At the centre of all their evidence, however, was the suggestion that Zuma actively took part in undermining the values of his own office, putting the public resources at the disposal of his friends, at the expense of the country. The inference was that where the Guptas wanted influence and power, Zuma made it happen.
Although Mathebula’s testimony is now a distant memory in the greater scheme of things given the evidence that the commission has come to hear up to now, its first-year anniversary, it remains important for context.
When testifying in January this year, former chief operating office of Bosasa (now Africa Global Operations) Angelo Agrizzi revealed that his former boss, chief Gavin Watson, likened Zuma to a puppet president through whom the company could wield power and avoid prosecution for its involvement in tender corruption. Since the early 2000s, Bosasa has held lucrative contracts with the Airports Company of South Africa and the Department of Correctional Services (DCS) that totalled over R1-billion annually.

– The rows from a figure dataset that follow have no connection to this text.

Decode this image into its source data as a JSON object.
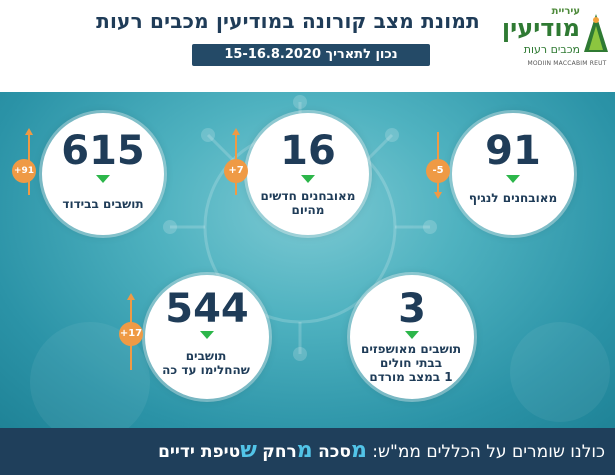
{
  "header": {
    "title": "תמונת מצב קורונה במודיעין מכבים רעות",
    "date": "נכון לתאריך 15-16.8.2020"
  },
  "logo": {
    "top": "עיריית",
    "main": "מודיעין",
    "sub": "מכבים רעות",
    "english": "MODIIN MACCABIM REUT"
  },
  "stats": {
    "recovered_community": {
      "value": "91",
      "label": "מאובחנים לנגיף",
      "change": "-5",
      "direction": "down"
    },
    "new_cases": {
      "value": "16",
      "label": "מאובחנים חדשים\nמהיום",
      "change": "+7",
      "direction": "up"
    },
    "isolation": {
      "value": "615",
      "label": "תושבים בבידוד",
      "change": "+91",
      "direction": "up"
    },
    "hospitalized": {
      "value": "3",
      "label": "תושבים מאושפזים\nבבתי חולים\n1 במצב מורדם",
      "change": "",
      "direction": "none"
    },
    "recovered": {
      "value": "544",
      "label": "תושבים\nשהחלימו עד כה",
      "change": "+17",
      "direction": "up"
    }
  },
  "footer": {
    "prefix": "כולנו שומרים על הכללים ממ\"ש:",
    "w1_letter": "מ",
    "w1_rest": "סכה",
    "w2_letter": "מ",
    "w2_rest": "רחק",
    "w3_letter": "ש",
    "w3_rest": "טיפת ידיים"
  },
  "colors": {
    "navy": "#1f3f5b",
    "teal": "#3aa7b7",
    "green_arrow": "#2cb64a",
    "orange": "#ef9a45",
    "accent_blue": "#52c4e8"
  }
}
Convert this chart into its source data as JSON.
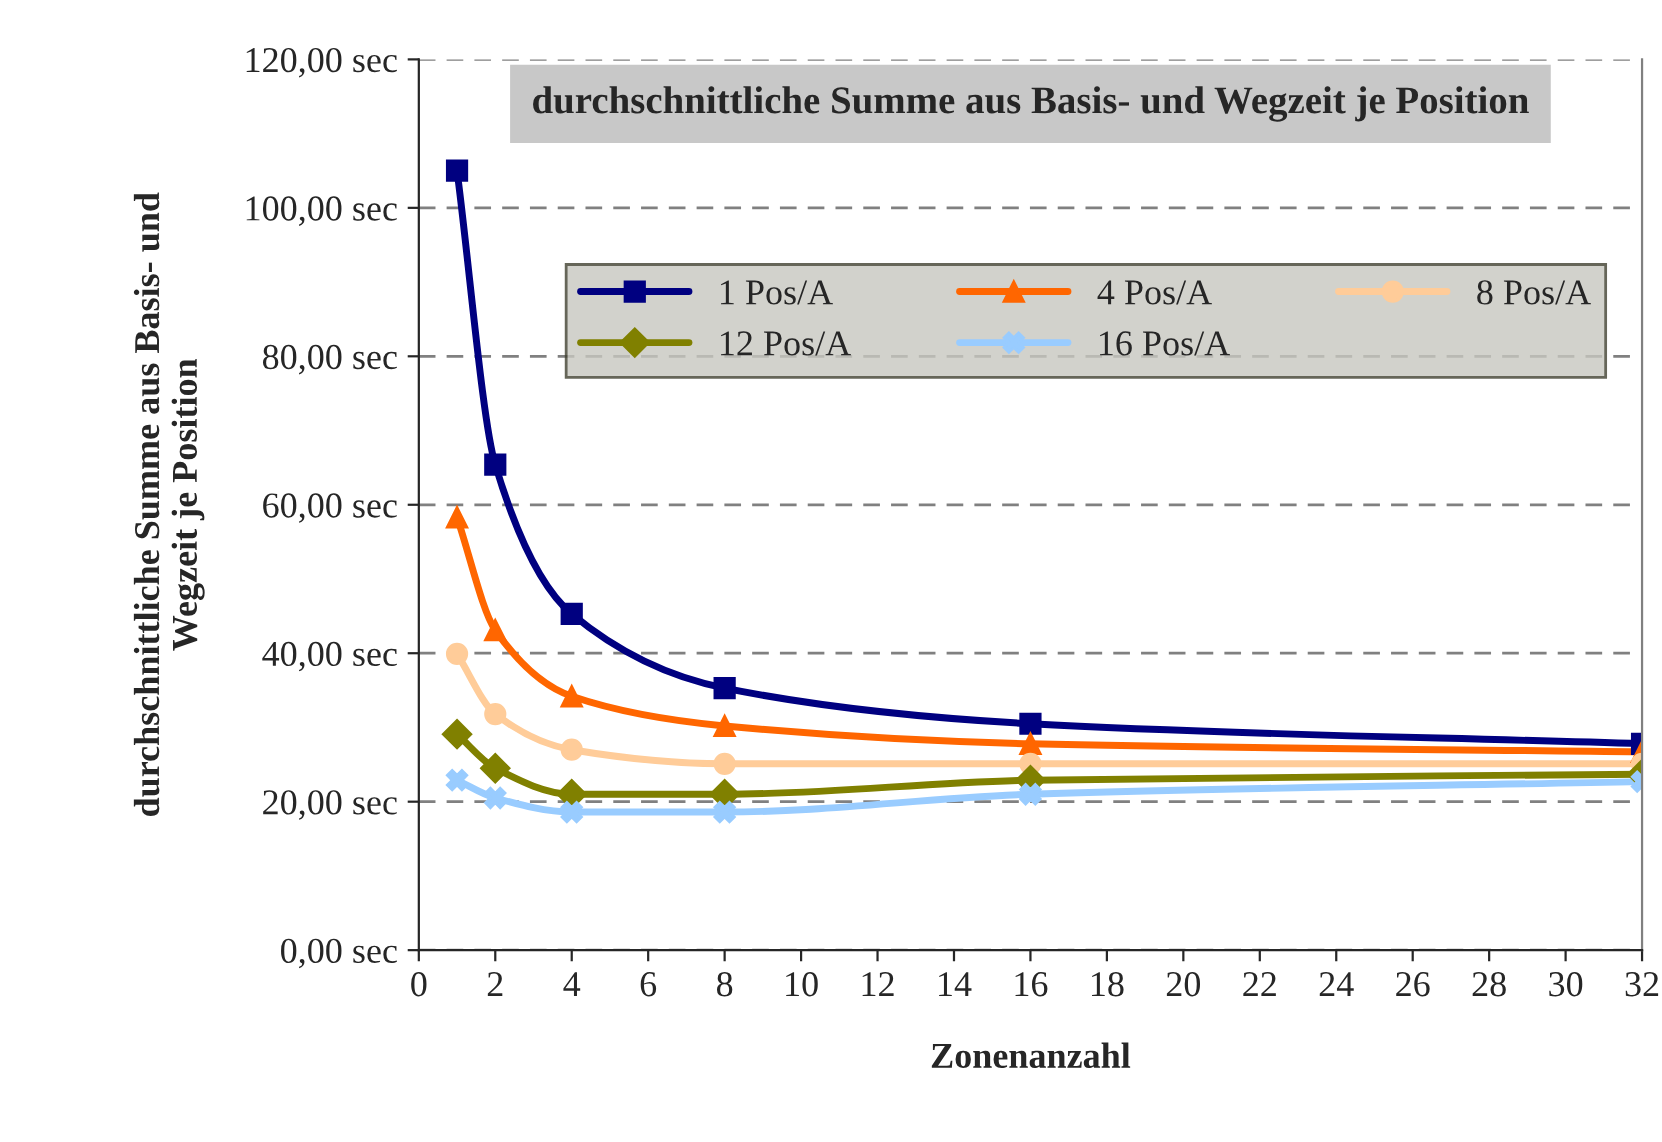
{
  "chart_data": {
    "type": "line",
    "title": "durchschnittliche Summe aus Basis- und Wegzeit je Position",
    "xlabel": "Zonenanzahl",
    "ylabel": "durchschnittliche Summe aus Basis- und\nWegzeit je Position",
    "xlim": [
      0,
      32
    ],
    "xticks": [
      0,
      2,
      4,
      6,
      8,
      10,
      12,
      14,
      16,
      18,
      20,
      22,
      24,
      26,
      28,
      30,
      32
    ],
    "ylim": [
      0,
      120
    ],
    "yticks": [
      {
        "value": 0,
        "label": "0,00 sec"
      },
      {
        "value": 20,
        "label": "20,00 sec"
      },
      {
        "value": 40,
        "label": "40,00 sec"
      },
      {
        "value": 60,
        "label": "60,00 sec"
      },
      {
        "value": 80,
        "label": "80,00 sec"
      },
      {
        "value": 100,
        "label": "100,00 sec"
      },
      {
        "value": 120,
        "label": "120,00 sec"
      }
    ],
    "grid": "y",
    "legend": "top right",
    "line_style": "solid",
    "x": [
      1,
      2,
      4,
      8,
      16,
      32
    ],
    "series": [
      {
        "name": "1 Pos/A",
        "color": "#000080",
        "marker": "square",
        "values": [
          105,
          65.4,
          45.3,
          35.3,
          30.5,
          27.8
        ]
      },
      {
        "name": "4 Pos/A",
        "color": "#ff6600",
        "marker": "triangle",
        "values": [
          58.3,
          43.1,
          34.2,
          30.2,
          27.8,
          26.7
        ]
      },
      {
        "name": "8 Pos/A",
        "color": "#ffcc99",
        "marker": "circle",
        "values": [
          39.9,
          31.8,
          27.0,
          25.1,
          25.1,
          25.1
        ]
      },
      {
        "name": "12 Pos/A",
        "color": "#808000",
        "marker": "diamond",
        "values": [
          29.1,
          24.5,
          21.0,
          21.0,
          22.9,
          23.7
        ]
      },
      {
        "name": "16 Pos/A",
        "color": "#99ccff",
        "marker": "cross",
        "values": [
          22.9,
          20.5,
          18.6,
          18.6,
          21.0,
          22.7
        ]
      }
    ]
  }
}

The DCS contracts were only shut down earlier this year, following Agrizzi’s evidence. Former DCS national commissioner Linda Mti was instrumental in securing the contracts, said Agrizzi, as he was in keeping public prosecutors at bay, when the Special Investigating Unit found evidence of corruption in the contracts.
While these arrangements were going on, Bosasa was also running a large bribery scheme that included political heads of departments, ministers and officials alike, whose silence was bought at a hefty price. One such official was former justice department COO Khotso de Wee, who at the time of Agrizzi’s testimony was secretary of the Zondo commission. Placing De Wee on special leave following this revelation, Zondo said in a statement the commission took the allegations seriously. Many witnesses shared how they lost or left public sector positions in favour of retaining their principles.

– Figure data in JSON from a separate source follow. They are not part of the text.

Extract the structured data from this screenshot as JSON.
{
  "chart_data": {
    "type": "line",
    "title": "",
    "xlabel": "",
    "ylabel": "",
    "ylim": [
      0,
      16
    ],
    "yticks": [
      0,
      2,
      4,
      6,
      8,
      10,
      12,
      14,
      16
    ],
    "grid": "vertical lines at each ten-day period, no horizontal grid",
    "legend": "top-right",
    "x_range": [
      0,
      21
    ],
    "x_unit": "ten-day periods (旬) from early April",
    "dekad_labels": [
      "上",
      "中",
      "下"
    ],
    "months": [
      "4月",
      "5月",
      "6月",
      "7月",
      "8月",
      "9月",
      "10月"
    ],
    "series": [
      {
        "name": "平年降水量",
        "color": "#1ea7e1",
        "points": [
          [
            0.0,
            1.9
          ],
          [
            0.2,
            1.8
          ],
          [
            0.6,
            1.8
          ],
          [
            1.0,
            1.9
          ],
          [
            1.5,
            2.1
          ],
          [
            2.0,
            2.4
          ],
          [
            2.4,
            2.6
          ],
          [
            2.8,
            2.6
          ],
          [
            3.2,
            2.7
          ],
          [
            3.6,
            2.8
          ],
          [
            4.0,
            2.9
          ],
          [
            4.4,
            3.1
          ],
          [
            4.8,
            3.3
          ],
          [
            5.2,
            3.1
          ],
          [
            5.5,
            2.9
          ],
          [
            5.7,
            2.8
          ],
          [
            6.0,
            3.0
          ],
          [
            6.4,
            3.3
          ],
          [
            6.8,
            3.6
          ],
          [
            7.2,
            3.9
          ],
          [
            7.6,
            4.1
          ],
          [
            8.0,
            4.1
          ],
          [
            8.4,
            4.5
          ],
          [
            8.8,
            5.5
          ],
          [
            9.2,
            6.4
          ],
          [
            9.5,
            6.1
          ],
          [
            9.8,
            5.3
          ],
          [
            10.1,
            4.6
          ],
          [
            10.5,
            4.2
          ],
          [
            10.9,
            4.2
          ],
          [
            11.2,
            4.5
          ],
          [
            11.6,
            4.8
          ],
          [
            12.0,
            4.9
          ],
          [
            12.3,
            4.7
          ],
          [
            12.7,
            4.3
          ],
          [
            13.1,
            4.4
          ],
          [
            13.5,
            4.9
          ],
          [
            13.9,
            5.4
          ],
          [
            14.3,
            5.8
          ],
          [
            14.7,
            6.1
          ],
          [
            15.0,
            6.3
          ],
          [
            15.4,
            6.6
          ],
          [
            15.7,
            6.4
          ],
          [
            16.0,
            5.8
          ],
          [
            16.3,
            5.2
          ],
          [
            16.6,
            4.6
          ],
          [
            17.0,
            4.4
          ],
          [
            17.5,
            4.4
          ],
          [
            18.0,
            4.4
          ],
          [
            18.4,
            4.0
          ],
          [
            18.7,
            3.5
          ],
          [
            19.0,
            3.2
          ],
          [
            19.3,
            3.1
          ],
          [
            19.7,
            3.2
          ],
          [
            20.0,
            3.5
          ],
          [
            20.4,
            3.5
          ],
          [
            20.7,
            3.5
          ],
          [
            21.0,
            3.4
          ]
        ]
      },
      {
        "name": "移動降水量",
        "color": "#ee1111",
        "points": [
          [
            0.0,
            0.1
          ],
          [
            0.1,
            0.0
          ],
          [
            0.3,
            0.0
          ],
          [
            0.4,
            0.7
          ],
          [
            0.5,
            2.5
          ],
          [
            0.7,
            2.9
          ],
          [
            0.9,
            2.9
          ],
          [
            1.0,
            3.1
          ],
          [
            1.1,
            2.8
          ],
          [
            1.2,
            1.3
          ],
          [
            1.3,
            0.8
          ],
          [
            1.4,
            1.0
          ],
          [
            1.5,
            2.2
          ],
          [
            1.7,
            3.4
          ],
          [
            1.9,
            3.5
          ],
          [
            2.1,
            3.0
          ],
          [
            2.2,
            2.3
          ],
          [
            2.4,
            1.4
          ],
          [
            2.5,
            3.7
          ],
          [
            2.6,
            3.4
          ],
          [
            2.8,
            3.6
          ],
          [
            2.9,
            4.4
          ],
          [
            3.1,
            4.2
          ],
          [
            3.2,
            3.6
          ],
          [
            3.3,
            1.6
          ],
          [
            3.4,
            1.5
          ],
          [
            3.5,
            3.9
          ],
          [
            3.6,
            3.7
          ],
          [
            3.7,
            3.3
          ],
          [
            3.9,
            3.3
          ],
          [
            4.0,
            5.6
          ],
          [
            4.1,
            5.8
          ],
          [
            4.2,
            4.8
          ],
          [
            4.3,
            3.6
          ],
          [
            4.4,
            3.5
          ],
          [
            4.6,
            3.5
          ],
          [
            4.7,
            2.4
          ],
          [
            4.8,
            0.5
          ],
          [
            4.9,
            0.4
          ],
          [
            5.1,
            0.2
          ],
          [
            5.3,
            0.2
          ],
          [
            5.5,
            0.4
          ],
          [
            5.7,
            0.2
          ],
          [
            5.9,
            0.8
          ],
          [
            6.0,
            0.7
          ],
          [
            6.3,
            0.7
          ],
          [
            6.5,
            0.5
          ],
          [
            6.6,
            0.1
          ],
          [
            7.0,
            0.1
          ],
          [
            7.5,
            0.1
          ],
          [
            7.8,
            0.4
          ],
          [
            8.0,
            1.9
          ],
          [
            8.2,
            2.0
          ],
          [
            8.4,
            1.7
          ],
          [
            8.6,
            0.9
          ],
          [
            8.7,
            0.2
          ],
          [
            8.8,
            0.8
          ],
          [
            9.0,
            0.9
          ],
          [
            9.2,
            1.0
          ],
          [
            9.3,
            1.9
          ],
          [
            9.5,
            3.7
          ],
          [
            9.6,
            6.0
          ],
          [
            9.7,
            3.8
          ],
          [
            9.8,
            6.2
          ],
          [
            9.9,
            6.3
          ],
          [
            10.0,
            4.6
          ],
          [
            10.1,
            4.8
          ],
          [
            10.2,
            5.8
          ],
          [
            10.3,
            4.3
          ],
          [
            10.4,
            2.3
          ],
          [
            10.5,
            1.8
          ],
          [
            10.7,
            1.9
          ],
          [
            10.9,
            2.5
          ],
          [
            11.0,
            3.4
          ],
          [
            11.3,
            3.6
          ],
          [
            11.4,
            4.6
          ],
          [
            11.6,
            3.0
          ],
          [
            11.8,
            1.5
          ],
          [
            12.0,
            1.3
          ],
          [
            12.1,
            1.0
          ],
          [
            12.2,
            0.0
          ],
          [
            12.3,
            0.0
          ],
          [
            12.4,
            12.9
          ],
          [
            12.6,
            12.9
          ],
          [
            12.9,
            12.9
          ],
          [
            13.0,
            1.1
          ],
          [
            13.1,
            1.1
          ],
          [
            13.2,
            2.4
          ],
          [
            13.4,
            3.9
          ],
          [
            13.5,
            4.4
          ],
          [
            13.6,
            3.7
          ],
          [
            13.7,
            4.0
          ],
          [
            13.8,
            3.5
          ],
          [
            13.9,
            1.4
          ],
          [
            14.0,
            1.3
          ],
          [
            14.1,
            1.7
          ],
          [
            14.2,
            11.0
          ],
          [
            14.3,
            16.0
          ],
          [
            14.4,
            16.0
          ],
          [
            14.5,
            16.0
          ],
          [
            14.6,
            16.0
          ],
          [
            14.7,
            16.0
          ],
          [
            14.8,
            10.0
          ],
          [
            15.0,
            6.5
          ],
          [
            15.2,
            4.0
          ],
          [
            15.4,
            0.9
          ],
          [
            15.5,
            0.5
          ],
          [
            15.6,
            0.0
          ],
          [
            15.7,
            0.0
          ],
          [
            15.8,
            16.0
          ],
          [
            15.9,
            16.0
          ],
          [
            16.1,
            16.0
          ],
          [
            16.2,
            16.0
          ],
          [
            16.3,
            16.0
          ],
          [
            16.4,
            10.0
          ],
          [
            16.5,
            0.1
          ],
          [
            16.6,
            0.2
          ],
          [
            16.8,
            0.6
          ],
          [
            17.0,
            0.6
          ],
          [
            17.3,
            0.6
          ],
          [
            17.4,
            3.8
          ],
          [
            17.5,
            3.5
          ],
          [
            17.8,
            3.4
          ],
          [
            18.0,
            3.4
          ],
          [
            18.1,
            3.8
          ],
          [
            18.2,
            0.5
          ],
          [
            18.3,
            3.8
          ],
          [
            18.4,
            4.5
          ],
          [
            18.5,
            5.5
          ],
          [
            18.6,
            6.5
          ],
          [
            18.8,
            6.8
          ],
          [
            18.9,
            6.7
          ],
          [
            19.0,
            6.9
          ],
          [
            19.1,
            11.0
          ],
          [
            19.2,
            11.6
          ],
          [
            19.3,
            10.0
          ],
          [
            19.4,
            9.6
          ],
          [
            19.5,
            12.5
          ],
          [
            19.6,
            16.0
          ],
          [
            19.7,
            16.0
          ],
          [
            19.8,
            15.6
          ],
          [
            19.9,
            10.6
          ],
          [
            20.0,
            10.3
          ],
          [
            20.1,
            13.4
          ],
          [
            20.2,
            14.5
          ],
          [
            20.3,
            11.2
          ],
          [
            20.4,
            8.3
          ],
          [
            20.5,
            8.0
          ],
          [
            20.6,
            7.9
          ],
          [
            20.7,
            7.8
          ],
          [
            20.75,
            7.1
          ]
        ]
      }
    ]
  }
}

While some walked away without so much as a noise, others who tried to fight for what they saw as justice were often disillusioned by the lack of interest from the criminal justice system. Maseko claimed the Hawks sent him from pillar to post when he tried to report threats by Ajay Gupta, that he would call on Zuma to intervene when Maseko refused him access to the GCIS budget of R600-million for the New Age newspaper in 2010. Mentor’s claim was that senior Hawks officials sabotaged her statement to exclude the implication of Zuma.
Putting the climate in which these failures to hold implicated individuals to account into context, former national director of public prosecutions Mxolisi Nxasana, former Independent Police Investigative Directorate head Robert McBride and former Hawks head in KwaZulu-Natal Johan Booysen all gave chilling accounts of the patronage system that collapsed their areas of work. It was this patronage that blocked all efforts to investigate in some instances, or prosecute those against whom there was evidence of corruption in others.
Nxasana’s testimony was cut short when the legal representative of his former deputy Nomgcobo Jiba interjected to claim prejudice against his client. The other two, however, spent days telling how they were removed from their positions in the interest of protecting colleagues who seemed sympathetic to capture.
McBride’s description of a “silent coup” that characterised the criminal justice system showed that there was an attack on anti-corruption bodies, which included the “removal of their heads by either suspension or spurious disciplinary actions”, one of which was his own.
There have been calls for Zondo to release one or more interim reports on the work of the commission, to give insight on its findings so far.
Although this has not happened, anyone following the proceedings in Parktown can easily distinguish a pattern in the evidence led so far, that calls for recommendations on delegations of authority within government structures, to develop a greater sense of scrutiny and monitoring of implementation of strategic ideas envisaged for service delivery.
Talane is a writer for Corruption Watch.